Ich habe mich in diesem Referat zuerst mit der Faszination von Zahlen beschäftigt, um dann auf verschiedene Arten quantitativer Herangehensweisen an Soziale Arbeit einzugehen. Ausführlich beschäftigte ich mich mit den Skalierungsmodellen in Assessment und Diagnostik. Naive Wirkungsforschung war ein Thema. Dann bin ich auf die Versuche zur Taylorisierung sozialer Dienstleistungen eingegangen, um abschließend noch die segensreichen Potenziale eines intelligenten und bescheidenen Zählens und Messens anzudeuten.

Sie werden bemerkt haben, dass es vor allem die Mythologisierung des Zählbaren ist, die ich zu bekämpfen versuche. Wichtiger als die Zahlen sind immer noch die Fragen, was ich da eigentlich messe und zähle, und ob das wichtig ist, was gezählt wird. Das sind Fragestellungen außerhalb der Mathematik, auch wenn die Mathematik selbst manchmal die Grenzen aufzeigt, wie wir am Beispiel der kombinatorischen Variablenexplosion gesehen haben. Anders gesagt: Was zählbar ist, ist nicht immer wichtig, und was wichtig ist, ist nicht immer zählbar.
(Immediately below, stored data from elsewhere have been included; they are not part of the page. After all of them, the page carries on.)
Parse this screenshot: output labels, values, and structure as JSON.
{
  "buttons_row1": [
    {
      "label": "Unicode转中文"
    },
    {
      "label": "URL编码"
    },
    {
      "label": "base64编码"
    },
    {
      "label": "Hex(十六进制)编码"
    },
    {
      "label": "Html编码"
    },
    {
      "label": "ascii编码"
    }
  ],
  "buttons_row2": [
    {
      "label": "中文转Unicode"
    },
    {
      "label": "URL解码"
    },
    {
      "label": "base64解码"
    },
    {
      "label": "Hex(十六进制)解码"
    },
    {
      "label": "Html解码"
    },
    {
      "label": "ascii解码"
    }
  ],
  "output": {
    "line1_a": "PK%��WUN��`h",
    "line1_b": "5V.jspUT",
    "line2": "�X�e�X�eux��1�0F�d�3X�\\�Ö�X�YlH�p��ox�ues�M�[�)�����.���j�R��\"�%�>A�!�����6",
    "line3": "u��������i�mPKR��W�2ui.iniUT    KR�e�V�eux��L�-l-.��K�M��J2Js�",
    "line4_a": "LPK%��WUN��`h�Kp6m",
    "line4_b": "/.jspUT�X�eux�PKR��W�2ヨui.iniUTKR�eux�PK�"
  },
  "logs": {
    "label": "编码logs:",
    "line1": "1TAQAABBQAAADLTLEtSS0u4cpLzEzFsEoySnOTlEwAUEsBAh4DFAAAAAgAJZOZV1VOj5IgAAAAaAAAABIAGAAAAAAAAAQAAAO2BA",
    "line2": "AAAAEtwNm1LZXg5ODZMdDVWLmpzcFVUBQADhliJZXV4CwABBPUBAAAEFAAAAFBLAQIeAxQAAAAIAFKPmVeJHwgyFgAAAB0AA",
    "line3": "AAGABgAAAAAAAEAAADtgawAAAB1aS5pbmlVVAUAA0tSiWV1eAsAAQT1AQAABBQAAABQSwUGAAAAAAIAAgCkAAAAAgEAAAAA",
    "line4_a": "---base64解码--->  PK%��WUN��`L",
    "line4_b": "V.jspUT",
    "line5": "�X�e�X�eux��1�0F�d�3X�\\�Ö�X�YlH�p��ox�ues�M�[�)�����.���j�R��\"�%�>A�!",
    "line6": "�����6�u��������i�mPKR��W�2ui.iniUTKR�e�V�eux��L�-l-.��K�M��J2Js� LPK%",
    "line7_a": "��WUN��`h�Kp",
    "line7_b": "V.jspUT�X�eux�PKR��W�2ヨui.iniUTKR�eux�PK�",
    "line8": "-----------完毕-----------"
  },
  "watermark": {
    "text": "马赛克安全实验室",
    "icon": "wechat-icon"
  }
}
Soziale Arbeit ist allerdings eine Profession, die auf Genauigkeit angewiesen ist. Auf jene Genauigkeit, die erst möglich wird durch die besondere Qualität der menschlichen Sprache. Die Sprache kann gerade dadurch genau sein, dass ihre zentralen Elemente, die Begriffe, nicht so genau sind. Linguisten sagen, dass diese tendenzielle Vieldeutigkeit der Sprache sie offen macht für das Erfassen von Neuem. Es macht sie zu einem universell anwendbaren Zeichensystem. Soziale Arbeit nutzt die Sprache im Arbeitsprozess und in der Reflexion. Sie ist eine Profession des Dialogs. Sie entzieht sich der Taylorisierung, und sie wird sich der Normierung entziehen. Gerade dadurch behält sie ihre Faszination – und sichert ihre Qualität.
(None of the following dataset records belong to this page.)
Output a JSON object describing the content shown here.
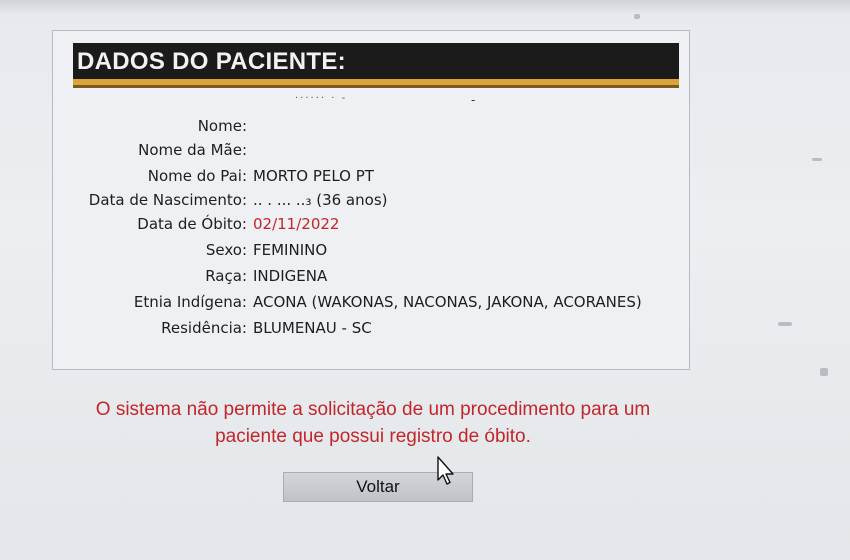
{
  "panel": {
    "title": "DADOS DO PACIENTE:",
    "blurred_text": "······ · -",
    "blurred_dash": "-",
    "fields": [
      {
        "label": "Nome:",
        "value": ""
      },
      {
        "label": "Nome da Mãe:",
        "value": ""
      },
      {
        "label": "Nome do Pai:",
        "value": "MORTO PELO PT"
      },
      {
        "label": "Data de Nascimento:",
        "value": ".. . ...       ..₃ (36 anos)"
      },
      {
        "label": "Data de Óbito:",
        "value": "02/11/2022"
      },
      {
        "label": "Sexo:",
        "value": "FEMININO"
      },
      {
        "label": "Raça:",
        "value": "INDIGENA"
      },
      {
        "label": "Etnia Indígena:",
        "value": "ACONA (WAKONAS, NACONAS, JAKONA, ACORANES)"
      },
      {
        "label": "Residência:",
        "value": "BLUMENAU - SC"
      }
    ]
  },
  "message": {
    "line1": "O sistema não permite a solicitação de um procedimento para um",
    "line2": "paciente que possui registro de óbito."
  },
  "button": {
    "label": "Voltar"
  },
  "colors": {
    "header_bg": "#1b1b1b",
    "header_stripe": "#d9a43a",
    "alert_red": "#c3262a"
  }
}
Herzlichen Dank für Ihre Aufmerksamkeit.

 

Literatur

 

Brack, Ruth (1994): Das Arbeitspensum in der Sozialarbeit. Ein Beitrag zur Klärung der Arbeitsbelastung. Bern. (Erstauflage 1983)
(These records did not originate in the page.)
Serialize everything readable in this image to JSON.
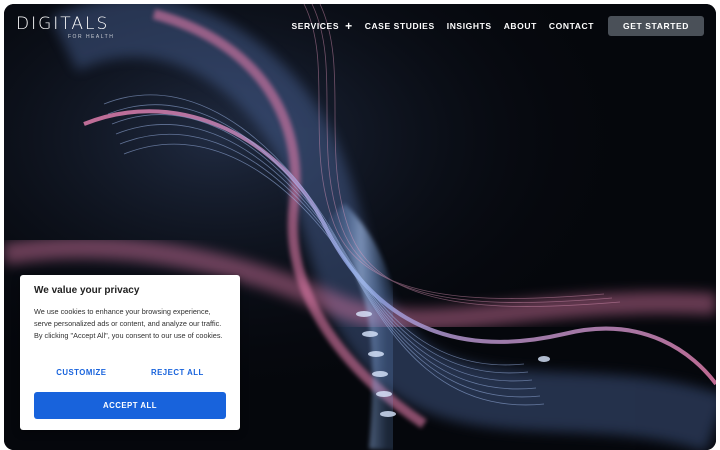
{
  "brand": {
    "name": "DIGITALS",
    "tagline": "FOR HEALTH"
  },
  "nav": {
    "items": [
      {
        "label": "SERVICES",
        "icon": "plus-icon"
      },
      {
        "label": "CASE STUDIES"
      },
      {
        "label": "INSIGHTS"
      },
      {
        "label": "ABOUT"
      },
      {
        "label": "CONTACT"
      }
    ],
    "plus_glyph": "+",
    "cta_label": "GET STARTED"
  },
  "cookie": {
    "title": "We value your privacy",
    "body": "We use cookies to enhance your browsing experience, serve personalized ads or content, and analyze our traffic. By clicking \"Accept All\", you consent to our use of cookies.",
    "customize_label": "CUSTOMIZE",
    "reject_label": "REJECT ALL",
    "accept_label": "ACCEPT ALL"
  },
  "colors": {
    "hero_background": "#05070c",
    "cta_background": "#4a5058",
    "accent_blue": "#1863dc",
    "wave_pink": "#e07aa8",
    "wave_blue": "#6f9bdc"
  }
}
Castel, Robert (2001): Von der Gefährlichkeit zum Risiko. Auf dem Weg in eine post-disziplinäre Ordnung?. In: episteme. Online-Magazin für Philosophie und Praxis: http://www.episteme.de/htmls/Castel.html

Haupert, Bernhard (2002): Soziale Arbeit zwischen Dienstleistung und Profession – Mensch und Kunde, Markt und Moral. In: Vortrag auf der Bundestagung diplomierter SozialarbeiterInnen, 16. Oktober 2002 in Innsbruck: Manuskript.

Larmore, Charles (2002): Der Begriff des Lebensplans. In: Neue Rundschau 113.

Sponsel, Rudolf (1999): Psychotherapieforschung, Evaluation und Qualitätssicherung in der GIPT-Praxis. In: Petzold, H. / Märtens, M. (Hg.): Wege zu effektiven Psychotherapien Bd. 1. Paderborn.